Diseconomia da oligopolio
La possibilità di attuazione di questo genere di fruttuose pratiche ha condotto il sistema di produzione a configurarsi come quello che oggi può definirsi un oligopolio da parte di gruppi multinazionali, suddiviso per settori. Ciò permette di ridurre enormemente la competitività all’interno del proprio settore e, dunque, di ottenere quella che è, a tutti gli effetti, una forma di monopolio reale sui fattori distributivi e psicologico sulle preferenze del pubblico. La creazione di questo tipo di soggetti economici onnicomprensivi ha, però, influito direttamente sulle singole realtà di produzione, nella forma di un incremento enorme della burocratizzazione negli impianti. Infatti, se per gestire un birrificio industriale autonomo, è richiesta una certa quantità di personale amministrativo, nel momento in cui esso entra a fare parte di un’immensa organizzazione internazionale, l’attività del birrificio andrà regolata anche in funzione delle altre realtà produttive che compongono il gruppo, e controllata in modo che essa rispetti le nuove politiche aziendali di un’amministrazione che ha il più delle volte sede in un altro Paese (fattore che indurrà, a sua volta, la necessità di altro personale con funzioni interpretative e di mediazione).
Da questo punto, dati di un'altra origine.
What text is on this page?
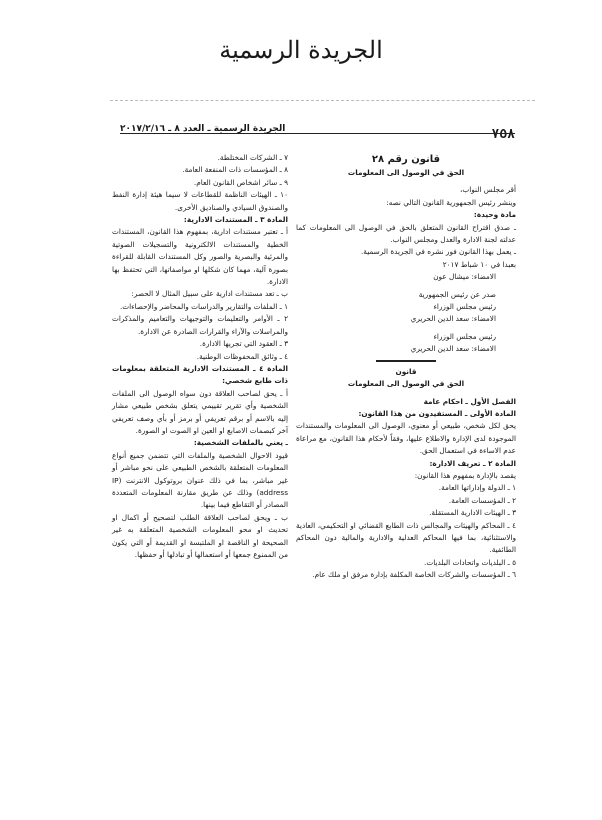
الجريدة الرسمية
٧٥٨
الجريدة الرسمية ـ العدد ٨ ـ ٢٠١٧/٢/١٦

قانون رقم ٢٨

الحق في الوصول الى المعلومات

أقر مجلس النواب،

وينشر رئيس الجمهورية القانون التالي نصه:

مادة وحيدة:

ـ صدق اقتراح القانون المتعلق بالحق في الوصول الى المعلومات كما عدلته لجنة الادارة والعدل ومجلس النواب.

ـ يعمل بهذا القانون فور نشره في الجريدة الرسمية.

بعبدا في ١٠ شباط ٢٠١٧

الامضاء: ميشال عون

صدر عن رئيس الجمهورية

رئيس مجلس الوزراء

الامضاء: سعد الدين الحريري

رئيس مجلس الوزراء

الامضاء: سعد الدين الحريري

قانون

الحق في الوصول الى المعلومات

الفصل الأول ـ احكام عامة

المادة الأولى ـ المستفيدون من هذا القانون:

يحق لكل شخص، طبيعي أو معنوي، الوصول الى المعلومات والمستندات الموجودة لدى الإدارة والاطلاع عليها، وفقاً لأحكام هذا القانون، مع مراعاة عدم الاساءة في استعمال الحق.

المادة ٢ ـ تعريف الادارة:

يقصد بالإدارة بمفهوم هذا القانون:

١ ـ الدولة وإداراتها العامة.

٢ ـ المؤسسات العامة.

٣ ـ الهيئات الادارية المستقلة.

٤ ـ المحاكم والهيئات والمجالس ذات الطابع القضائي او التحكيمي، العادية والاستثنائية، بما فيها المحاكم العدلية والادارية والمالية دون المحاكم الطائفية.

٥ ـ البلديات واتحادات البلديات.

٦ ـ المؤسسات والشركات الخاصة المكلفة بإدارة مرفق او ملك عام.

٧ ـ الشركات المختلطة.

٨ ـ المؤسسات ذات المنفعة العامة.

٩ ـ سائر اشخاص القانون العام.

١٠ ـ الهيئات الناظمة للقطاعات لا سيما هيئة إدارة النفط والصندوق السيادي والصناديق الأخرى.

المادة ٣ ـ المستندات الادارية:

أ ـ تعتبر مستندات ادارية، بمفهوم هذا القانون، المستندات الخطية والمستندات الالكترونية والتسجيلات الصوتية والمرئية والبصرية والصور وكل المستندات القابلة للقراءة بصورة آلية، مهما كان شكلها او مواصفاتها، التي تحتفظ بها الادارة.

ب ـ تعد مستندات ادارية على سبيل المثال لا الحصر:

١ ـ الملفات والتقارير والدراسات والمحاضر والإحصاءات.

٢ ـ الأوامر والتعليمات والتوجيهات والتعاميم والمذكرات والمراسلات والآراء والقرارات الصادرة عن الادارة.

٣ ـ العقود التي تجريها الادارة.

٤ ـ وثائق المحفوظات الوطنية.

المادة ٤ ـ المستندات الادارية المتعلقة بمعلومات ذات طابع شخصي:

أ ـ يحق لصاحب العلاقة دون سواه الوصول الى الملفات الشخصية وأي تقرير تقييمي يتعلق بشخص طبيعي مشار إليه بالاسم أو برقم تعريفي أو برمز أو بأي وصف تعريفي آخر كبصمات الاصابع او العين او الصوت او الصورة.

ـ يعني بالملفات الشخصية:

قيود الاحوال الشخصية والملفات التي تتضمن جميع أنواع المعلومات المتعلقة بالشخص الطبيعي على نحو مباشر أو غير مباشر، بما في ذلك عنوان بروتوكول الانترنت (IP address) وذلك عن طريق مقارنة المعلومات المتعددة المصادر أو التقاطع فيما بينها.

ب ـ ويحق لصاحب العلاقة الطلب لتصحيح أو اكمال او تحديث او محو المعلومات الشخصية المتعلقة به غير الصحيحة او الناقصة او الملتبسة او القديمة أو التي يكون من الممنوع جمعها أو استعمالها أو تبادلها أو حفظها.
Questo fattore, più che come rendita, sembra configurarsi come vera e propria sottrazione di valore (o diseconomia) al sistema economico. Infatti, come già visto, i meccanismi del branding e del monopolio della distribuzione, consentono, a parità di produzione, un aumento enorme del profitto, che è pura estrazione di valore. A questo si aggiunge un incremento della forza lavoro necessaria alla sopravvivenza e gestione dell’impianto, diminuendone così l’effettiva efficienza: sempre a parità di produzione è richiesto più personale lavorativo. L’aumento del guadagno, che, in ottica neoclassica si traduce in un consistente apporto di valore all’economia, è doppiamente bugiardo: da un lato perché frutto di estrazione invece che produzione di valore, dall’altro perché associato a un aumento delle risorse richieste non corrisposto in un aumento della produzione, ma, anzi in una diminuzione della produttività, poiché tale forza lavoro in più è impiegata in funzioni di fatto improduttive. In tal senso la creazione di gruppi multinazionali, in regime di oligopolio, è associata a una sottrazione del potenziale del sistema economico.